Friday, August 21, 2009
How Words Feel
Back in early 2007, I wrote about using a technique called Tadoma as one more weapon in Ashley’s communication arsenal. Though almost never taught today, Tadoma was taught widely to deafblind children from the 1930’s to the 1960’s.
As I wrote in my previous entry, Tadoma, as described by Wikipedia, is a method of communication used by people who are deafblind, in which the person places his thumb on the speaker's lips and his fingers along the jawline. The middle three fingers often fall along the speaker's cheeks with the pinky finger picking up the vibrations of the speaker's throat. It is sometimes referred to as 'tactile lipreading', as the person who is deafblind feels the movement of the lips, as well as vibrations of the vocal cords,
The theory is that the person who is deafblind will be able to feel the vibrations, the positions of the lips, the air expelled, and other such physical cues, and from that might be able to learn to speak. The Tadoma method was invented by American teacher Sophie Alcorn and developed at the Perkins School for the Blind in Massachusetts. It is named after the first two children to whom it was taught: Winthrop "Tad" Chapman and Oma Simpson.

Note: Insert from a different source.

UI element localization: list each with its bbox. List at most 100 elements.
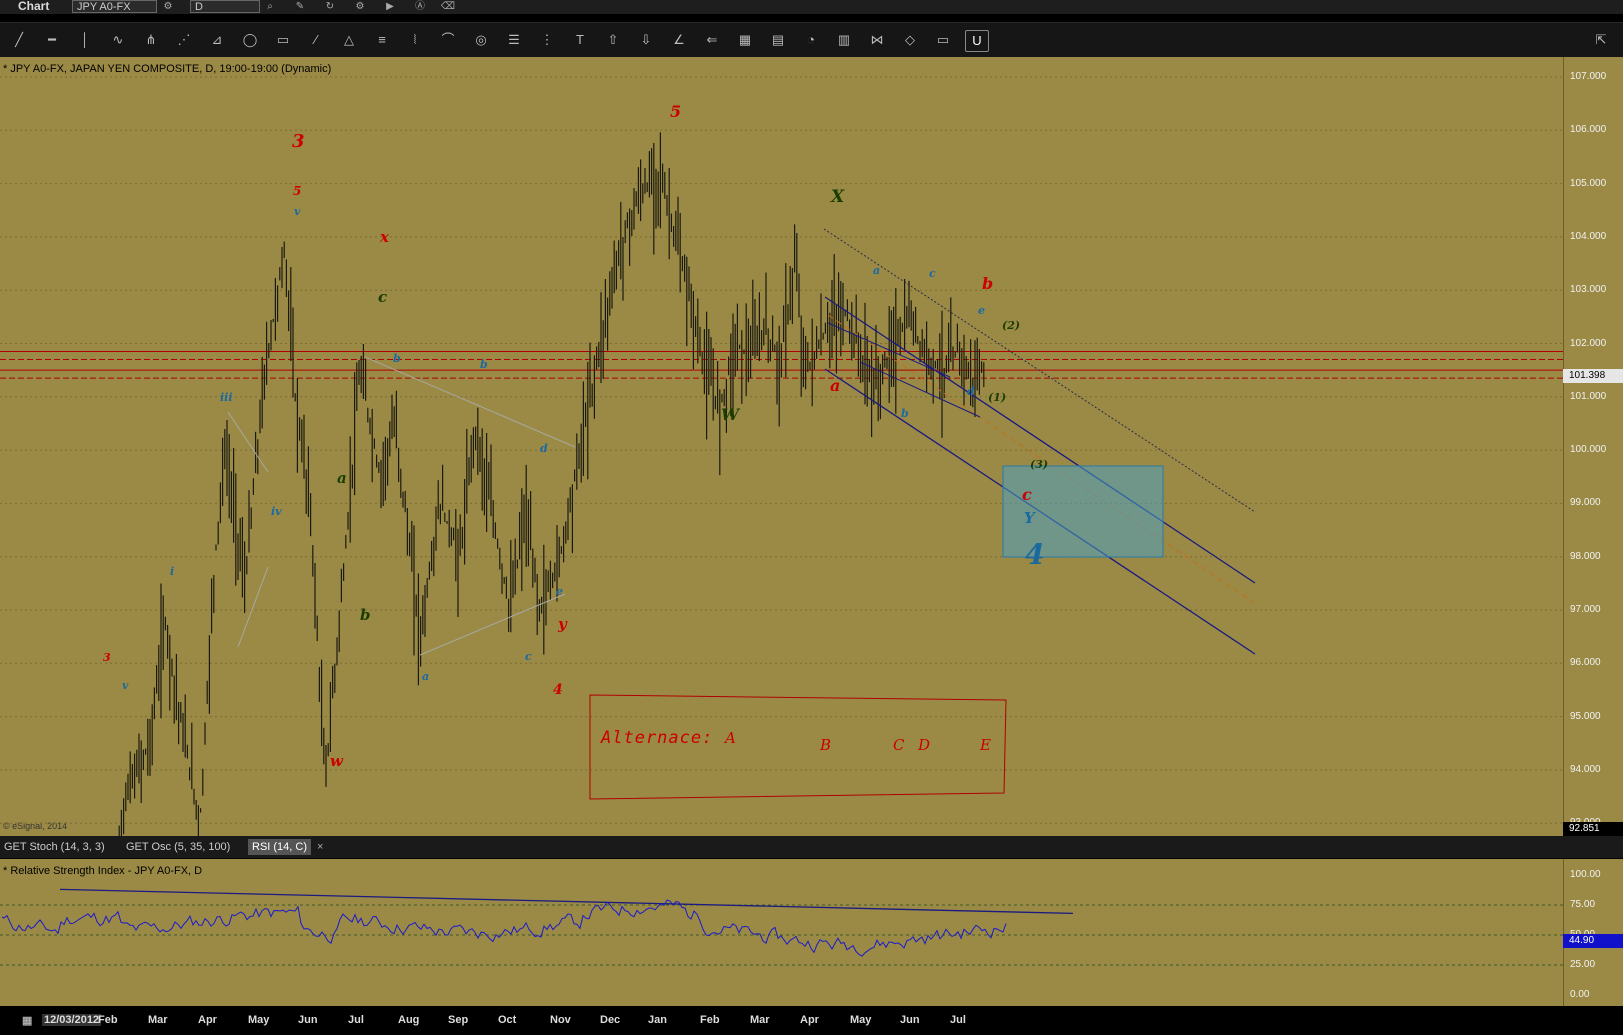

When I first began my search for more information on the technique, I found little. So, imagine my surprise when I found an article in Psychology Today, dated earlier this month, that spoke of Tadoma.
The article chronicles the path Rick Joy has followed for over 50 years in his mastery of Tadoma. Also, according to the article, Tadoma is rarely taught these days because of new technologies and medical advances for children who are deaf. But the article, and what I experience when Ashley uses Tadoma, describes something more than just a communication system. It takes human interaction to a different and more beautiful level in my opinion.
Ashley has made it very clear that the technologies of today are not her first choice for communication. Sign language and Tadoma are her choices, and I support those choices completely. Both those tools are beautiful expressions of the human spirit as well as a means of communication.